- Third baseman
- Born: September 13, 1969 (age 56) Birmingham, Alabama, U.S.
- Batted: RightThrew: Right

MLB debut
- July 6, 1994, for the New York Yankees

Last MLB appearance
- June 14, 2001, for the San Francisco Giants

MLB statistics
- Batting average: .257
- Home runs: 84
- Runs batted in: 276
- Stats at Baseball Reference

Teams
- New York Yankees (1994–1995); Seattle Mariners (1996–1999); San Francisco Giants (2000–2001);

= Russ Davis =

American baseball player (born 1969)

Russell Stuart Davis (born September 13, 1969) is an American former professional baseball third baseman who played in Major League Baseball for the New York Yankees, Seattle Mariners, and San Francisco Giants from 1994 to 2001.

==Career==
Davis attended Hueytown High School in Hueytown, Alabama, graduating in 1987. He played for the school's baseball team as a shortstop, but did not receive much interest from Major League Baseball (MLB) teams because he weighed 160 lbs. He enrolled at Shelton State Community College. Playing as a shortstop for Shelton State's college baseball team in 1988, Davis had a .347 batting average with 14 home runs and 46 runs batted in (RBIs). He also gained weight, reaching 195 lbs. The New York Yankees selected Davis in the 29th round of the 1988 MLB draft. He signed with the Yankees and reported to the Gulf Coast Yankees.

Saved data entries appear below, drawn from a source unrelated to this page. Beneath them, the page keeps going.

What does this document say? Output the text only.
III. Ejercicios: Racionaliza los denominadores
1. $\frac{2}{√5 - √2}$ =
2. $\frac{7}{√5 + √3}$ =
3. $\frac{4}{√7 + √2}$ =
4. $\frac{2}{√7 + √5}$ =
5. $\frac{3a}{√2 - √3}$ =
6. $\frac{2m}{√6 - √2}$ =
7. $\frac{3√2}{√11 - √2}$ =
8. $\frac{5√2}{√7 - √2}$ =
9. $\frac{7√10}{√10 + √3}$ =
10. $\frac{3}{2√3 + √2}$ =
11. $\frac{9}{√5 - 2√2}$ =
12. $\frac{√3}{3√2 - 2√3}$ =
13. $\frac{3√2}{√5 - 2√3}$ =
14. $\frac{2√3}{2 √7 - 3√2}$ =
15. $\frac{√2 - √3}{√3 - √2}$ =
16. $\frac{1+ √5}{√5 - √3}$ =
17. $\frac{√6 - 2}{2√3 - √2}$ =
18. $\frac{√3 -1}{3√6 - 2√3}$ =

In Minor League Baseball, Davis became a third baseman. He batted .285 with 22 home runs and 71 RBIs for the Albany-Colonie Yankees of the Class AA Eastern League in the 1992 season, and was subsequently named the league's most valuable player. However, Davis was blocked at third base with the Yankees by Wade Boggs. He spent the 1993 season and most of the 1994 season with the Columbus Clippers of the Class AAA International League. He made his major league debut in July 1994, but spent one week with the Yankees before returning to Columbus. Davis began the 1995 season with Columbus, but played for the Yankees from May 6 to 27, and was called up again on June 12. He hit his first major league home run against David Wells on June 28, 1995. In December 1995, the Yankees traded Davis and Sterling Hitchcock to the Seattle Mariners for Tino Martinez, Jeff Nelson, and Jim Mecir. On June 7, 1996, Davis broke his leg, ending his season. In 1997, Davis batted .271 with 20 home runs and 63 RBIs in 119 total games. In 1998, Davis set a Mariners franchise record for errors committed. He led the American League with 34 errors. He also hit 20 home runs with 82 RBIs in 141 games. On July 17, 1999, Davis hit the first ever home run at Safeco Field. For the 1999 season, Davis batted .245 with 21 home runs and 59 RBIs in 124 games, while committing only 12 errors.

Davis became a free agent after the 1999 season, and the Mariners opted not to offer Davis a new contract. The San Francisco Giants signed Davis to a minor league contract in January 2000. Davis was a backup to third baseman Bill Mueller and first baseman J. T. Snow for the Giants during the 2000 season. The Giants traded Mueller to the Chicago Cubs after the 2000 season and re-signed Davis. He started the 2001 season as the Giants' starting third baseman, with Pedro Feliz backing him up. Davis struggled in 2001, and was designated for assignment in June.

==Personal life==
Davis met his wife, Adryne, while they attended high school. They married on December 30, 1993, and had three children. Adryne died in 2012 from leukemia. Davis' father played in Minor League Baseball for the Baltimore Orioles organization.